Pieter Abbeel. Photo courtesy of ACM.
Congratulations to Pieter Abbeel who has been awarded the ACM Prize in Computing for his contribution to robot learning, including learning from demonstrations and deep reinforcement learning for robotic control.
Pieter’s research has covered the following:
- The development of new apprenticeship learning techniques to significantly improve robotic manipulation.
- The introduction of new methods to enhance robot visual perception, physics-based tracking, control, and learning from demonstration
- Development of robots that can perform surgical suturing, detect objects, and plan their trajectories in uncertain situations
- “Few-shot imitation learning,” where a robot is able to learn to perform a task from just one demonstration after having been pre-trained with a large set of demonstrations on related tasks.
- Deep reinforcement learning for robotics.
- The development of a deep reinforcement learning method called Trust Region Policy Optimization. This method stabilizes the reinforcement learning process, enabling robots to learn a range of simulated control skills.

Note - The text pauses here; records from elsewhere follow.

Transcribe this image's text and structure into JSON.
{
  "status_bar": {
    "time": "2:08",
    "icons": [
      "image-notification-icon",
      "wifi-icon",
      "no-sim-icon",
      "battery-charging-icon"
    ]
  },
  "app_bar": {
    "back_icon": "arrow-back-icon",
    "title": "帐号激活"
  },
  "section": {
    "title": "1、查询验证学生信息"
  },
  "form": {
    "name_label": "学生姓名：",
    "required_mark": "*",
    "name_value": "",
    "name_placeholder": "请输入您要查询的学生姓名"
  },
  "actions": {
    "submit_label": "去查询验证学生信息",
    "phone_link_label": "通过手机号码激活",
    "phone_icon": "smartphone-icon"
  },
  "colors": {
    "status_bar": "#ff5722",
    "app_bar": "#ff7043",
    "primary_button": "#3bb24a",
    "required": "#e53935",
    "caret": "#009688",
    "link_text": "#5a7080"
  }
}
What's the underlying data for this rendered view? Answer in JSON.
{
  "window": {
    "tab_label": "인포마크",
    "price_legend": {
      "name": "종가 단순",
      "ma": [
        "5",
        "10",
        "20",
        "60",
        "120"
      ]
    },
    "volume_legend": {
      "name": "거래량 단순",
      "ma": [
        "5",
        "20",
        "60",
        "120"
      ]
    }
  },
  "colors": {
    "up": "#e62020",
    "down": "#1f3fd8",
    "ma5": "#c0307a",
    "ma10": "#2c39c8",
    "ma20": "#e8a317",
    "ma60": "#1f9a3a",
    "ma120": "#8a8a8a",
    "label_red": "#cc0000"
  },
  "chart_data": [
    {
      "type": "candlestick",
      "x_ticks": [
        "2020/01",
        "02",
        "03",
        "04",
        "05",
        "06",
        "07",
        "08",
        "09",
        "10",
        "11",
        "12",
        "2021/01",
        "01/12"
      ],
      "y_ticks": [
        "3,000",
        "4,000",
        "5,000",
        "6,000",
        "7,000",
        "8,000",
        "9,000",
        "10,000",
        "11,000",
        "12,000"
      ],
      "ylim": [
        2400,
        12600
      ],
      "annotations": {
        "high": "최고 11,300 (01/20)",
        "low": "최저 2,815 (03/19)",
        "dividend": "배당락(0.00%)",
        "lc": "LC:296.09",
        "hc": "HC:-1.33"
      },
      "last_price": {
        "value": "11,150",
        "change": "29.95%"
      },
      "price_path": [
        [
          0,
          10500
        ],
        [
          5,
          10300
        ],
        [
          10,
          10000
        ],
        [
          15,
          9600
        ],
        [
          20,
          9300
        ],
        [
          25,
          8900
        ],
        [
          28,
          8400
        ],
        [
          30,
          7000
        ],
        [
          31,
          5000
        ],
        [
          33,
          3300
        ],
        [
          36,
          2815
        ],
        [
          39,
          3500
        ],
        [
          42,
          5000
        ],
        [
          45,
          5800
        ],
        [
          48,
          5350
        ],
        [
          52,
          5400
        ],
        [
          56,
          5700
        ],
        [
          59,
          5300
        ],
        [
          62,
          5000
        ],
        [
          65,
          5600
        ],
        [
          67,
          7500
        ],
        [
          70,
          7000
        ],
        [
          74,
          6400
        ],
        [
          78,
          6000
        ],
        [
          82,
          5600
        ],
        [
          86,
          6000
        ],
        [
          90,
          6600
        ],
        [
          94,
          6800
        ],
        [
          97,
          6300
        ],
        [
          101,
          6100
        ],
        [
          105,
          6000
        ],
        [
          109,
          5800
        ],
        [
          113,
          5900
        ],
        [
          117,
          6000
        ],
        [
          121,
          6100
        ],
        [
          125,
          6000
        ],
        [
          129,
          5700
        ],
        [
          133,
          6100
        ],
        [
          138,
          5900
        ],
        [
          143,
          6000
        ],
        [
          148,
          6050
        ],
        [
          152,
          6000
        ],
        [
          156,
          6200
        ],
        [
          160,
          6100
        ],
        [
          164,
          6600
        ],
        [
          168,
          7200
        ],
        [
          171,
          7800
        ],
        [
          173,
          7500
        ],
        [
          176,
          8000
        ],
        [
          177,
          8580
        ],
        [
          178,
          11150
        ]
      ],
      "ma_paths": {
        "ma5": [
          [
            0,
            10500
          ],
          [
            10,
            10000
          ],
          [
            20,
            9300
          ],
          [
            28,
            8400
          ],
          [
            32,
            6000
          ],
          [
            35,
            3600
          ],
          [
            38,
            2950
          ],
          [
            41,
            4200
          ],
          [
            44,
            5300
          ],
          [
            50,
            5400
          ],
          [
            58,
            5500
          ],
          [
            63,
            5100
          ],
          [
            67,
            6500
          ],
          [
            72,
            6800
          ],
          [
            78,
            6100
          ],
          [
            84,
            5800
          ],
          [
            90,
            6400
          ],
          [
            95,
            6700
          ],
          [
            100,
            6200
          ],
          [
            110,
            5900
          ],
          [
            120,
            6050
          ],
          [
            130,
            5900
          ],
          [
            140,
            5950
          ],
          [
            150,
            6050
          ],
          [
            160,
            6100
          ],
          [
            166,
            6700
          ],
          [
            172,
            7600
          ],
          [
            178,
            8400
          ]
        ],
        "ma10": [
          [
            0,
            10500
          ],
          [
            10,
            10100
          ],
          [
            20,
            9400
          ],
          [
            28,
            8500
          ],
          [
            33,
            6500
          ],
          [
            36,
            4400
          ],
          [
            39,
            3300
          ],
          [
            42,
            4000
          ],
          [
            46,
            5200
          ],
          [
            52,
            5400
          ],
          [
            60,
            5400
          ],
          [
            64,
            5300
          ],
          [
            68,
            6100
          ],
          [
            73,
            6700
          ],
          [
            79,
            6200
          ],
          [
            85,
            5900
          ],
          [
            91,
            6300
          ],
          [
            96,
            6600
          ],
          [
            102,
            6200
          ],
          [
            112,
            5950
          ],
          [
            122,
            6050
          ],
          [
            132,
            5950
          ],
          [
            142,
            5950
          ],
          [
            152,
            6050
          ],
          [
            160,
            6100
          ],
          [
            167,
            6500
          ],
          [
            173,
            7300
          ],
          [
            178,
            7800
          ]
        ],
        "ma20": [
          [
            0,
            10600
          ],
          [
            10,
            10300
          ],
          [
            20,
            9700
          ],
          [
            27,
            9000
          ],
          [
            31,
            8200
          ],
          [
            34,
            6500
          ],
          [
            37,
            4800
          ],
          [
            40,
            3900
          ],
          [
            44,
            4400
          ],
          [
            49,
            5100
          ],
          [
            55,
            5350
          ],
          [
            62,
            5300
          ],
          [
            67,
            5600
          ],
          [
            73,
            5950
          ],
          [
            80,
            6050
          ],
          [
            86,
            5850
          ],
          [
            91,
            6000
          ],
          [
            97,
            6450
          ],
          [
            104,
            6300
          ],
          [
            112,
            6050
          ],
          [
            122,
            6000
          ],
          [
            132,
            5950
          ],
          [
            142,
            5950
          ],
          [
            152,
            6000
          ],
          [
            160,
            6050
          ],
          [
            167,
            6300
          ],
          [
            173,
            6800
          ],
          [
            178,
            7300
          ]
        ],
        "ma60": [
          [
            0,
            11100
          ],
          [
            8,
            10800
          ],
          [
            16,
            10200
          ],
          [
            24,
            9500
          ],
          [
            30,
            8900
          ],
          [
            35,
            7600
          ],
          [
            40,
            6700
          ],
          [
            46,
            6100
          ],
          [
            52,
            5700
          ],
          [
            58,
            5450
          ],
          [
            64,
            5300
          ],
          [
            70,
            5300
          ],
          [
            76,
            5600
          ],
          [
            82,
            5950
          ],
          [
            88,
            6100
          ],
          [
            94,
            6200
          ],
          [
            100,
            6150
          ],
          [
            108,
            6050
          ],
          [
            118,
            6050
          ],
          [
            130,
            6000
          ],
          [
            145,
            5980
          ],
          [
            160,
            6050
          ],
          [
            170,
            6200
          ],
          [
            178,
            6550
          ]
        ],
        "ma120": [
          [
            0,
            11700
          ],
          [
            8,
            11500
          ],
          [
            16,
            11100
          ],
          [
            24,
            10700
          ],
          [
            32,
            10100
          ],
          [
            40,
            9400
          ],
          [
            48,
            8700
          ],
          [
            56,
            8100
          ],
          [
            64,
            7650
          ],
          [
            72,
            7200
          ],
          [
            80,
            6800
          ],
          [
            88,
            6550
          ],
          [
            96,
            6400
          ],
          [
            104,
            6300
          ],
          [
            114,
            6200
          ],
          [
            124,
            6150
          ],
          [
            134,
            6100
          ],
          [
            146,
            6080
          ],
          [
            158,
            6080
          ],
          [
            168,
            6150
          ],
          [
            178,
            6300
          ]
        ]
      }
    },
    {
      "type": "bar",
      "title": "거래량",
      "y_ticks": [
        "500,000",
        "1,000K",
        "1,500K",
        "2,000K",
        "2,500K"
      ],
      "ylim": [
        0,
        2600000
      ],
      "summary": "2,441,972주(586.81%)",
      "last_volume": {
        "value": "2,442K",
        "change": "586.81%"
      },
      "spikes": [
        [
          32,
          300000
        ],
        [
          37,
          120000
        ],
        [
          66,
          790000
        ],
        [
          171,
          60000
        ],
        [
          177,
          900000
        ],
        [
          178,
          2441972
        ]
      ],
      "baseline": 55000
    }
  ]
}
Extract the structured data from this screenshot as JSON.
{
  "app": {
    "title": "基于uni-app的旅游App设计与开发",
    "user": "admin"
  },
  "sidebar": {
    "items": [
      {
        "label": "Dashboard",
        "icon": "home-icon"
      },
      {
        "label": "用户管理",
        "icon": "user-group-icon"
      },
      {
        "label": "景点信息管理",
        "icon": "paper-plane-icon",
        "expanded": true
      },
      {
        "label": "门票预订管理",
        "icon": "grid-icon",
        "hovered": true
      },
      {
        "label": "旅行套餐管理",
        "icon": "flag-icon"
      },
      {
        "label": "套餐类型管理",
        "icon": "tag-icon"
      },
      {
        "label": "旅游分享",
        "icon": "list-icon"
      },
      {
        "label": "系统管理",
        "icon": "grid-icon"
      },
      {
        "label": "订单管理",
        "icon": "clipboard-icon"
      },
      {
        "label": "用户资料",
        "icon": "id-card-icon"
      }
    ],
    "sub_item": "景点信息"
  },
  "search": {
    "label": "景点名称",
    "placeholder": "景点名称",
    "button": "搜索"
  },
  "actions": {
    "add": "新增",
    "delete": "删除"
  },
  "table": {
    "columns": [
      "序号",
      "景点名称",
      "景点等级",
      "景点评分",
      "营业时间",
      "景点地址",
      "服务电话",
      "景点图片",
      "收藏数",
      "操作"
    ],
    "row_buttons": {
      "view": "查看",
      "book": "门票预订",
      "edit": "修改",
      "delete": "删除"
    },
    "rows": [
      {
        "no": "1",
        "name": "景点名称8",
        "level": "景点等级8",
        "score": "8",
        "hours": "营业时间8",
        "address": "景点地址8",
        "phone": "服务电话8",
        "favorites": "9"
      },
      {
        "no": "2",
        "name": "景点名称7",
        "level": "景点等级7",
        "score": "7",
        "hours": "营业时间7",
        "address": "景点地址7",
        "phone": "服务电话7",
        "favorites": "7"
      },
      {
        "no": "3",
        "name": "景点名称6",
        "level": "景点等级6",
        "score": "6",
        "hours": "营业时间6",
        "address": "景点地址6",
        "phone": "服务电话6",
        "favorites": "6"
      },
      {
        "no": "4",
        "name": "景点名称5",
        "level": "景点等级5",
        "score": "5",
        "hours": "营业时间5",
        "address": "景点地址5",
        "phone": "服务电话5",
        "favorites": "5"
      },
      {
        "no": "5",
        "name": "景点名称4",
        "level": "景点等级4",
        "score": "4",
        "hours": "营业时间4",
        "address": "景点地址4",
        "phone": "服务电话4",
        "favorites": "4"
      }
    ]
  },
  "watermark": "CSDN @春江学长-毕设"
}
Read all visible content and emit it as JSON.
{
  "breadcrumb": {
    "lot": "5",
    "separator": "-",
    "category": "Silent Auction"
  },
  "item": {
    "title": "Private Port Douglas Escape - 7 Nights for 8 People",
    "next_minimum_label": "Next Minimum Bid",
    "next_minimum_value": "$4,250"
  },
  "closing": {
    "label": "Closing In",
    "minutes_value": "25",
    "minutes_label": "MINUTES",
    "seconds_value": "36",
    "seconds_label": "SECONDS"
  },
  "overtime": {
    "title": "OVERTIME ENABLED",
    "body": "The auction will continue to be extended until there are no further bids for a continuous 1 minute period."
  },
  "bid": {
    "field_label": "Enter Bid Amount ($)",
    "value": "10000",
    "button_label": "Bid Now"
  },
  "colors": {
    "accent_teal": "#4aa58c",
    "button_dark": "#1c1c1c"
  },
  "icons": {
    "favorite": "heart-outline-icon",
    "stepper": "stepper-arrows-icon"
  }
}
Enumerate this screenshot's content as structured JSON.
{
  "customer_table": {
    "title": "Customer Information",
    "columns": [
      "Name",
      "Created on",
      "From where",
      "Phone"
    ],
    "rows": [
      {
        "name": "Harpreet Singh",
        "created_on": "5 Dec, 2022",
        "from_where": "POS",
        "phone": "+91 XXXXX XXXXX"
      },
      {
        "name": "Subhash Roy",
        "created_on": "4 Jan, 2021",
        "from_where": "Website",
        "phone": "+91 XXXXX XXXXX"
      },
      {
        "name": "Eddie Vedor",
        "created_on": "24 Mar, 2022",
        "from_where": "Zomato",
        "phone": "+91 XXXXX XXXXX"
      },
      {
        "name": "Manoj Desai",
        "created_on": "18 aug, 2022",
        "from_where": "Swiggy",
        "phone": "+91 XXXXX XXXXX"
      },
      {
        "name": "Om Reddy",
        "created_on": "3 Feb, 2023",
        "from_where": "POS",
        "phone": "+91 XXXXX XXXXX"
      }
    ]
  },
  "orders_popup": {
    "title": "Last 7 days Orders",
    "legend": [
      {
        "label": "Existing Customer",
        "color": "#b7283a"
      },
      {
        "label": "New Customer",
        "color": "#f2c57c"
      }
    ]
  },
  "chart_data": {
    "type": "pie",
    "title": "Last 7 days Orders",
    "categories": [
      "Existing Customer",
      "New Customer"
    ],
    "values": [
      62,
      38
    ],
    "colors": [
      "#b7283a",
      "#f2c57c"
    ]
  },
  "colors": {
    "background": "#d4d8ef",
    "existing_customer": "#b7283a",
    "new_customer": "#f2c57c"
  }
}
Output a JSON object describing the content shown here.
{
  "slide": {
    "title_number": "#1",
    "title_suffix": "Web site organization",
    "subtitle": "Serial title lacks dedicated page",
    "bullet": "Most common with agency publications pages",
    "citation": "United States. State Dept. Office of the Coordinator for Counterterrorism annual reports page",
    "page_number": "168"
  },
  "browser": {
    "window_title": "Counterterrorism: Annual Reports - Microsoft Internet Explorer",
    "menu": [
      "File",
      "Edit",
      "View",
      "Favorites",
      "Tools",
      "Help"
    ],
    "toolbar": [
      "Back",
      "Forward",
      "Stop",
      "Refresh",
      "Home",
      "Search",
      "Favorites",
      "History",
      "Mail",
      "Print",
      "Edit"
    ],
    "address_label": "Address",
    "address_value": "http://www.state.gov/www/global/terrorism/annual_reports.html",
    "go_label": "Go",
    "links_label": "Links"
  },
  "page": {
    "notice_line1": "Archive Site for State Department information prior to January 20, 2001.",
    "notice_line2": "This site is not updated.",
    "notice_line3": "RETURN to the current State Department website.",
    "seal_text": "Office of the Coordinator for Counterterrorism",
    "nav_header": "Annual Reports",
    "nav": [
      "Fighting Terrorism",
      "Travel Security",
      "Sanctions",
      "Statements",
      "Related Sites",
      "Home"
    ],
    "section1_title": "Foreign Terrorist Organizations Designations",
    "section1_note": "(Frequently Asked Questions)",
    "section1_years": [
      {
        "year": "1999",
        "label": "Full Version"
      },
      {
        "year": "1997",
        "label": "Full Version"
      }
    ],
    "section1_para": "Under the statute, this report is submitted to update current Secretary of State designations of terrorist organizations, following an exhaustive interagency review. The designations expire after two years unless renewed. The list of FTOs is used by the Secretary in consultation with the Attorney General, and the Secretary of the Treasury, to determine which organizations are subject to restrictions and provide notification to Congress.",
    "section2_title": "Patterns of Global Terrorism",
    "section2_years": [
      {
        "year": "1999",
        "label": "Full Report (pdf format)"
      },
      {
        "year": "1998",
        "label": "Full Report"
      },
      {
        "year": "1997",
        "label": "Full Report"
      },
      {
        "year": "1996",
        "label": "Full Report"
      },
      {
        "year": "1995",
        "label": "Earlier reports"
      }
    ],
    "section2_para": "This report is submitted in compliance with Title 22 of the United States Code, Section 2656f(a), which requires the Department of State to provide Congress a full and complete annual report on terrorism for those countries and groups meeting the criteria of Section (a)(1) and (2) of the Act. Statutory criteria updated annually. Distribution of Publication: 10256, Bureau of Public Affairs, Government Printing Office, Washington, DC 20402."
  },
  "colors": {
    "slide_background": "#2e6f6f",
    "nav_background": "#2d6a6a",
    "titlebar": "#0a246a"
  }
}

Pieter Abbeel is a Professor of Computer Science and Electrical Engineering at the University of California, Berkeley and the Co-Founder, President and Chief Scientist at Covariant, an AI robotics company. He also hosts the The Robot Brains podcast.
About the ACM Prize in Computing
The ACM Prize in Computing recognizes an early- to mid-career fundamental, innovative contribution in computing that, through its depth, impact and broad implications, exemplifies the greatest achievements in the discipline. The award carries a prize of $250,000.